Dan Haseltine, lead vocalist for Jars of Clay, has written a great article for this month’s issue of Relevant Magazine about the harmful ideas our culture has about relationships and marriage. He looks to the marriage of his grandparents as an example of selfless love and love and lifelong commitment. Unfortunately, I couldn’t find the article online, but it’s got so much good stuff to say, that I’m going to type up most of it. After celebrating his grandparents’ sixtieth anniversary, Haseltine wonders why so many people from older generations stayed the course while younger couples give up, why people have discounted the idea that marriage can last.

“Iti is a cloudy morning in Baltimore. I just hopped on a plane headed for a family reunion of sorts. The point to acknowledge is that my grandparents have lived for 80 years, and even more significant, they have labored in marriage for 60 of those years.I am headed to a celebration. I find that as years pass and as we continue to celebrate the great accomplishment of years and the profound mercy and grace surrounding the life of my grandparents, the celebrations become a bit more sobering. They become less of a cheer and more of a sigh of relief. I am so thankful that they have lived this long, and I cannot believe that they still find ways of loving each other well. It is affirmation of something that seems to be constantly eroded and discredited —the idea that marriage can last, and that there truly is enough grace to cover the wounds, even the deep ones.”

“There are many reasons why people do not stay together anymore. I have watched relationships crumble, and I have been in orbit around couples that never realized they didn’t know each other and didn’t even have the desire to dig in. They slowly constructed parallel lives with huge embankments and heavily decorated medians. And then the roads split off with no apparent convergence in sight. And it all happened without much drama. If you asked them, they would say that they just had different goals and that they were fine with the separation.”

“I think some of our cultural ideas can be poison for relationships.
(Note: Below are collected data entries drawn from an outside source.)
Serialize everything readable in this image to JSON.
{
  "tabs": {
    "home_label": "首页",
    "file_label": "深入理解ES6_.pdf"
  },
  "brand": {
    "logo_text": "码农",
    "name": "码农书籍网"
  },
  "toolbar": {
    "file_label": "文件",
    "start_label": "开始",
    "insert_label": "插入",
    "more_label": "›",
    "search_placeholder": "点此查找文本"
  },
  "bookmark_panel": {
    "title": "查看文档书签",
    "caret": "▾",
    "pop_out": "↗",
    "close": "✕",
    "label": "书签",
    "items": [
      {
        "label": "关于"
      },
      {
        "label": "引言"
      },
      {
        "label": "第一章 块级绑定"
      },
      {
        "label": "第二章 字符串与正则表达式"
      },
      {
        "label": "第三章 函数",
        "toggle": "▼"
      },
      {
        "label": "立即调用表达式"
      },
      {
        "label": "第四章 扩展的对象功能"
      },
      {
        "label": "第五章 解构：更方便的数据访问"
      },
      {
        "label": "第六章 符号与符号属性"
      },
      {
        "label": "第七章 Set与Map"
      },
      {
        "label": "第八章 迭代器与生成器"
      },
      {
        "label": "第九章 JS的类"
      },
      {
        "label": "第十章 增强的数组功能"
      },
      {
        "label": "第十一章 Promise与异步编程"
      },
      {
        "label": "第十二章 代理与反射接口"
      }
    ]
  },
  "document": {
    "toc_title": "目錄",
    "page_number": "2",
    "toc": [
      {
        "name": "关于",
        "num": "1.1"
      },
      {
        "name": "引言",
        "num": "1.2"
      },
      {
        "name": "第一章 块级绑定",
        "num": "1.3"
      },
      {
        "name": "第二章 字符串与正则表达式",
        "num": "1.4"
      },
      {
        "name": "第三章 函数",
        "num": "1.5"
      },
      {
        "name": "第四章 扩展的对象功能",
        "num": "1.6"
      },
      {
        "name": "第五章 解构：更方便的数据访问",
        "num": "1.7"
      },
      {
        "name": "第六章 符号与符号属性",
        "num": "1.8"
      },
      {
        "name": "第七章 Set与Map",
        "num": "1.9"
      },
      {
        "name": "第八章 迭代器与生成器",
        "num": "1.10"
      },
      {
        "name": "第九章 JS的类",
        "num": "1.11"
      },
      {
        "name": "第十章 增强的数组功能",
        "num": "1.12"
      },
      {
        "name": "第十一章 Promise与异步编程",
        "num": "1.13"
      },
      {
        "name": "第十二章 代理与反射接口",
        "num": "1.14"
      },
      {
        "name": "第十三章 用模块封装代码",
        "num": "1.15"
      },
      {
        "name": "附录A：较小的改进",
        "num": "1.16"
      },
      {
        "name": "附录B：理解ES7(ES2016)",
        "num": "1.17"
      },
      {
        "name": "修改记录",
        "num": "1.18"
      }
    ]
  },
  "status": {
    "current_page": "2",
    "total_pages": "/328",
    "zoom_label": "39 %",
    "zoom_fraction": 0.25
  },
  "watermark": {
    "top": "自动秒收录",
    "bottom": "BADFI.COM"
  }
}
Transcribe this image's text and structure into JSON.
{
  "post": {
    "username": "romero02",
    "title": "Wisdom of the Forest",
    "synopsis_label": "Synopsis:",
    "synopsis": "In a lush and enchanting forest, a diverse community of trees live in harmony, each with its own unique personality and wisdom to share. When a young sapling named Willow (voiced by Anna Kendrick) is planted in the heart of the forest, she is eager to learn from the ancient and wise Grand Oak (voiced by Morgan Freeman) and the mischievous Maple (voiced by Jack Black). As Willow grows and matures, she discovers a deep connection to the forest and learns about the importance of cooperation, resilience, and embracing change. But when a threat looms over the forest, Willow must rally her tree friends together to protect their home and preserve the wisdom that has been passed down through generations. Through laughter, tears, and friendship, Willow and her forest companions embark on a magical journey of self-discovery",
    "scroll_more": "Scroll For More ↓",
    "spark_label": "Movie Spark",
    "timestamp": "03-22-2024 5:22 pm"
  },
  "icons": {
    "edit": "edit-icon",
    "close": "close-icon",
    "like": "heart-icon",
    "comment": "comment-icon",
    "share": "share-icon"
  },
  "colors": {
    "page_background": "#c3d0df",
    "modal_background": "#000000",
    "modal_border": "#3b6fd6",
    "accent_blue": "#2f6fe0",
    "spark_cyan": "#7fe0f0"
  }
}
We seem to operate on two basic ideas: what we deserve, and who we can blame for not getting it.”

“There seem to be more “Christian” marriages that dissolve slowly or end quickly, and I am amazed that even counselors, who are provoked in their vocation by the Gospel, tell couples that the situation they are in is just too corrupt to be reconciled. I have often wondered what this truly means in light of the Gospel. I look at those who have stood the test of time, and after wading through so many back-handed comments and justifications that dismiss the accomplishment—statements like, “Well, they are just from another generation, a generation of people who stayed together”—I am aware that we just don’t see the Gospel account of marriage as valid anymore.”

“Look at the marriage of Jesus, the one He has been in for eternity, the one with the bride who sleeps around, never listens, disowns, scorns, dishonors, runs away, intentionally proves to be more interested in anything but her husband, is selfish and bears the children of every affair and the scent of every escapade. It was a marriage that killed Jesus. And it was the Gospel that brought Him back to life to love once more. Jesus endures the worst marriage of all. His bride nails Him to a cross, and there are no metaphors to compare His suffering to what we think we endure.”
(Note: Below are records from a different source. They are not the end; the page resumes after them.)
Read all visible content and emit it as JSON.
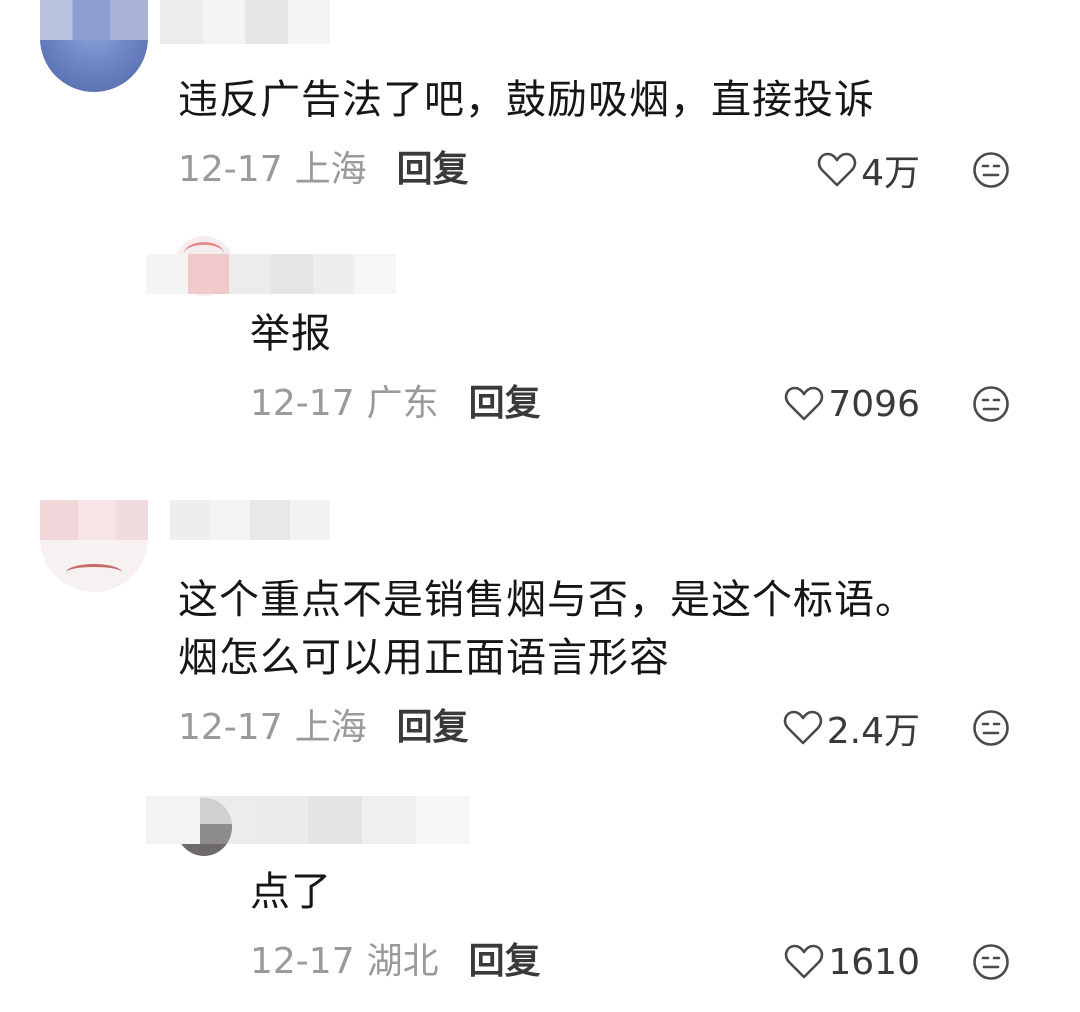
{
  "comments": [
    {
      "text": "违反广告法了吧，鼓励吸烟，直接投诉",
      "date": "12-17",
      "location": "上海",
      "reply_label": "回复",
      "likes": "4万"
    },
    {
      "text": "举报",
      "date": "12-17",
      "location": "广东",
      "reply_label": "回复",
      "likes": "7096"
    },
    {
      "text_lines": [
        "这个重点不是销售烟与否，是这个标语。",
        "烟怎么可以用正面语言形容"
      ],
      "date": "12-17",
      "location": "上海",
      "reply_label": "回复",
      "likes": "2.4万"
    },
    {
      "text": "点了",
      "date": "12-17",
      "location": "湖北",
      "reply_label": "回复",
      "likes": "1610"
    }
  ],
  "icons": {
    "like": "heart-outline-icon",
    "dislike": "neutral-face-icon"
  },
  "colors": {
    "text": "#161616",
    "meta": "#9a9a9a",
    "action": "#3a3a3a"
  }
}
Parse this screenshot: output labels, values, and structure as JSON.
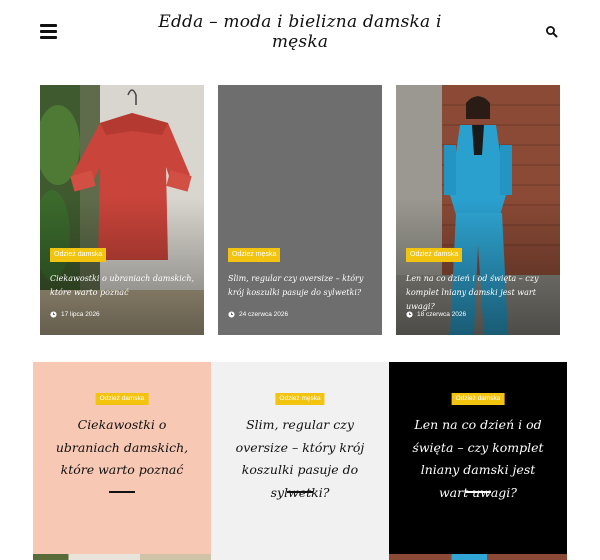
{
  "header": {
    "site_title": "Edda – moda i bielizna damska i męska",
    "menu_icon": "hamburger-menu-icon",
    "search_icon": "search-icon"
  },
  "cards": [
    {
      "category": "Odzież damska",
      "title": "Ciekawostki o ubraniach damskich, które warto poznać",
      "date": "17 lipca 2026",
      "image": "red-blouse-on-hanger"
    },
    {
      "category": "Odzież męska",
      "title": "Slim, regular czy oversize – który krój koszulki pasuje do sylwetki?",
      "date": "24 czerwca 2026",
      "image": "grey-placeholder"
    },
    {
      "category": "Odzież damska",
      "title": "Len na co dzień i od święta – czy komplet lniany damski jest wart uwagi?",
      "date": "18 czerwca 2026",
      "image": "woman-in-blue-linen-suit"
    }
  ],
  "panels": [
    {
      "category": "Odzież damska",
      "title": "Ciekawostki o ubraniach damskich, które warto poznać",
      "background": "#f7c8b4",
      "text_color": "#111111"
    },
    {
      "category": "Odzież męska",
      "title": "Slim, regular czy oversize – który krój koszulki pasuje do sylwetki?",
      "background": "#f1f1f1",
      "text_color": "#111111"
    },
    {
      "category": "Odzież damska",
      "title": "Len na co dzień i od święta – czy komplet lniany damski jest wart uwagi?",
      "background": "#000000",
      "text_color": "#ffffff"
    }
  ],
  "colors": {
    "accent": "#f2c40f"
  }
}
“We will continue to search for ways to be appreciated in our marriages, for ways to be cherished, and if we do not find them, then we leave. Because we are not getting what we want, or feel like we need, our spouse is to blame. We are people who like to move from relationship to relationship, church to church, in search of what fills us, rather than what allows us to fill others. But what we think we deserve by way of our cultural cues is quite different from what we do deserve.What we deserve is to be lonely, what we deserve is to be isolated from the one who loves us better than anyone else. What we deserve is to never be pushed forward, to never deepen in our wisdom and experience of love and community. What we deserve is to die a dark and disconnected fate. And if we are going to apply the rules of culture today, the only one to blame for not getting what we deserve is Jesus.”
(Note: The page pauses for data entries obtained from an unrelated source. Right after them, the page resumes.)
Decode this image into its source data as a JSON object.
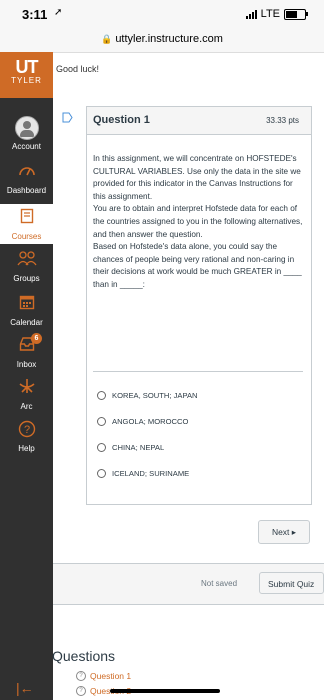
{
  "status": {
    "time": "3:11",
    "carrier": "LTE"
  },
  "browser": {
    "url": "uttyler.instructure.com"
  },
  "logo": {
    "mark": "UT",
    "sub": "TYLER"
  },
  "sidebar": {
    "items": [
      {
        "label": "Account",
        "icon": "account-avatar"
      },
      {
        "label": "Dashboard",
        "icon": "dashboard-icon"
      },
      {
        "label": "Courses",
        "icon": "courses-icon"
      },
      {
        "label": "Groups",
        "icon": "groups-icon"
      },
      {
        "label": "Calendar",
        "icon": "calendar-icon"
      },
      {
        "label": "Inbox",
        "icon": "inbox-icon",
        "badge": "6"
      },
      {
        "label": "Arc",
        "icon": "arc-icon"
      },
      {
        "label": "Help",
        "icon": "help-icon"
      }
    ]
  },
  "intro": "Good luck!",
  "question": {
    "title": "Question 1",
    "points": "33.33 pts",
    "paragraphs": [
      "In this assignment, we will concentrate on HOFSTEDE's CULTURAL VARIABLES. Use only the data in the site we provided for this indicator in the Canvas Instructions for this assignment.",
      "You are to obtain and interpret Hofstede data for each of the countries assigned to you in the following alternatives, and then answer the question.",
      "Based on Hofstede's data alone, you could say the chances of people being very rational and non-caring in their decisions at work would be much GREATER in ____ than in _____:"
    ],
    "answers": [
      "KOREA, SOUTH; JAPAN",
      "ANGOLA; MOROCCO",
      "CHINA; NEPAL",
      "ICELAND; SURINAME"
    ]
  },
  "buttons": {
    "next": "Next ▸",
    "submit": "Submit Quiz"
  },
  "save_status": "Not saved",
  "questions_panel": {
    "heading": "Questions",
    "items": [
      "Question 1",
      "Question 2"
    ]
  },
  "colors": {
    "brand": "#cf6b26",
    "sidebar": "#303030"
  }
}
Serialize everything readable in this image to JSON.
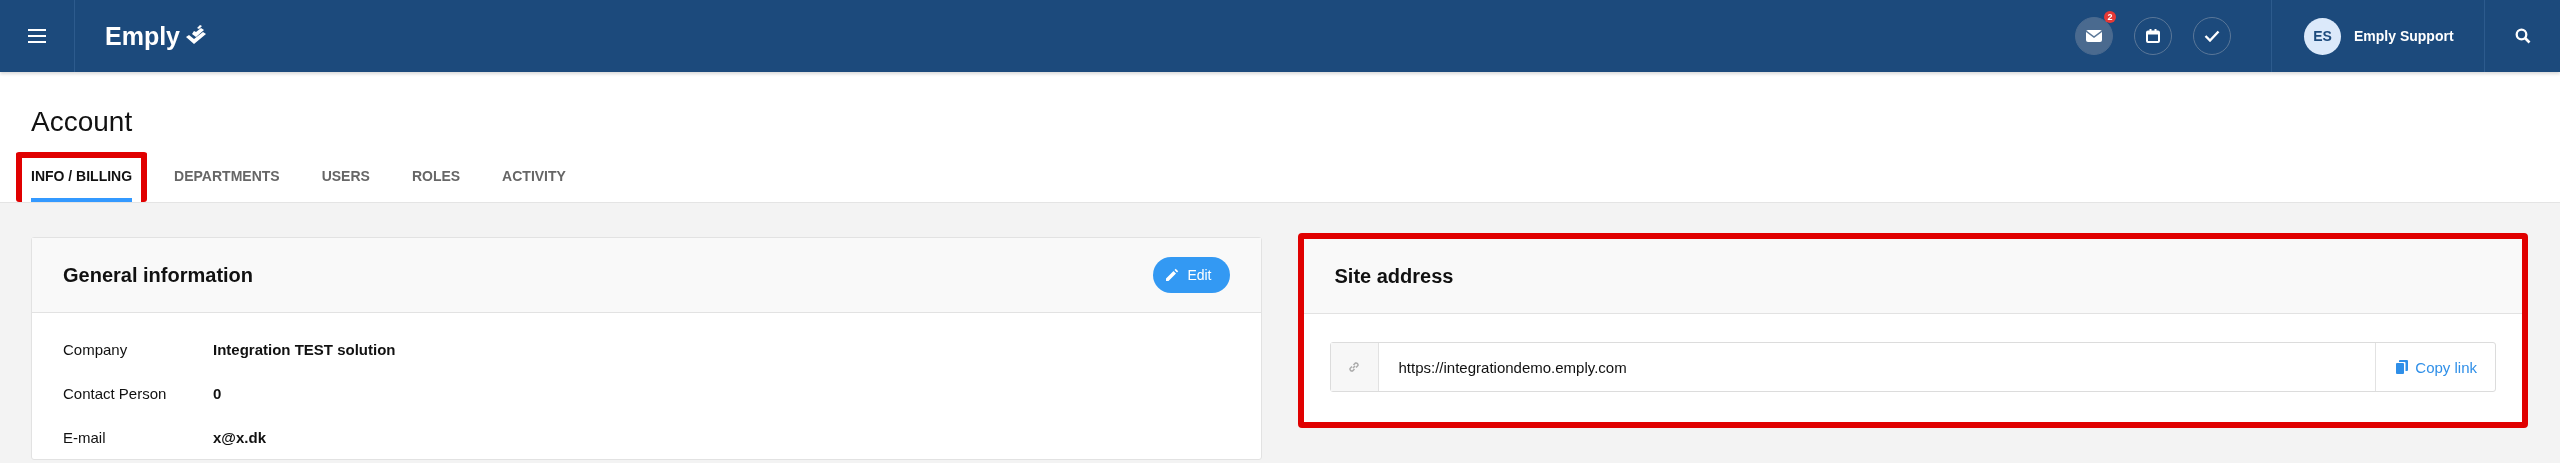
{
  "top_bar": {
    "logo": "Emply",
    "notifications": [
      {
        "kind": "mail",
        "badge": "2",
        "selected": true
      },
      {
        "kind": "calendar",
        "selected": false
      },
      {
        "kind": "tasks",
        "selected": false
      }
    ],
    "user": {
      "initials": "ES",
      "name": "Emply Support"
    }
  },
  "page": {
    "title": "Account"
  },
  "tabs": [
    {
      "label": "INFO / BILLING",
      "selected": true,
      "highlighted": true
    },
    {
      "label": "DEPARTMENTS",
      "selected": false,
      "highlighted": false
    },
    {
      "label": "USERS",
      "selected": false,
      "highlighted": false
    },
    {
      "label": "ROLES",
      "selected": false,
      "highlighted": false
    },
    {
      "label": "ACTIVITY",
      "selected": false,
      "highlighted": false
    }
  ],
  "general_information": {
    "title": "General information",
    "edit_button": "Edit",
    "highlighted": false,
    "fields": [
      {
        "label": "Company",
        "value": "Integration TEST solution"
      },
      {
        "label": "Contact Person",
        "value": "0"
      },
      {
        "label": "E-mail",
        "value": "x@x.dk"
      }
    ]
  },
  "site_address": {
    "title": "Site address",
    "highlighted": true,
    "url": "https://integrationdemo.emply.com",
    "copy_button": "Copy link"
  }
}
“I watched my grandparents hold hands and walk together. They are most definitely from a different generation. They have seen the invention of computers, cell phones, MTV, chemical warfare, strip malls, Nazi Germany, cable TV, rock ’n’ roll, the civil rights movement, the rise of heroes and the fall of heroes. And they held hands through it all. They fought to keep a family, bent on falling apart and dissolving, together. They were honored by those of us who stood around them smiling, while in our minds taking stock of our own marriages. We wondered if we would have the tools to last that long. And for a brief moment, we were able to escape the cultural winds of blame and entitlement, we had cake and we ate it too. Now on another plane heading away from the experience, I know it to still be true. And it is good to have these times of clarity.”

“For people like my grandparents, who have lived long enough to feel the effect of carrying the accumulative weight of scars, life was about the fight. But what they remember most is the way burdens were lifted by laughter and how the fight was always interrupted by the joy of victory, and those moments, however fleeting, carried a sweet fragrance. They have lived in the trenches and on the mountaintops, and their story of life and marriage is worth describing. It is worth recounting. Theirs is a legacy that illuminates grace, mercy, pain and redemption. I hope more people from our generation will find this view of marriage to be worth the fight.”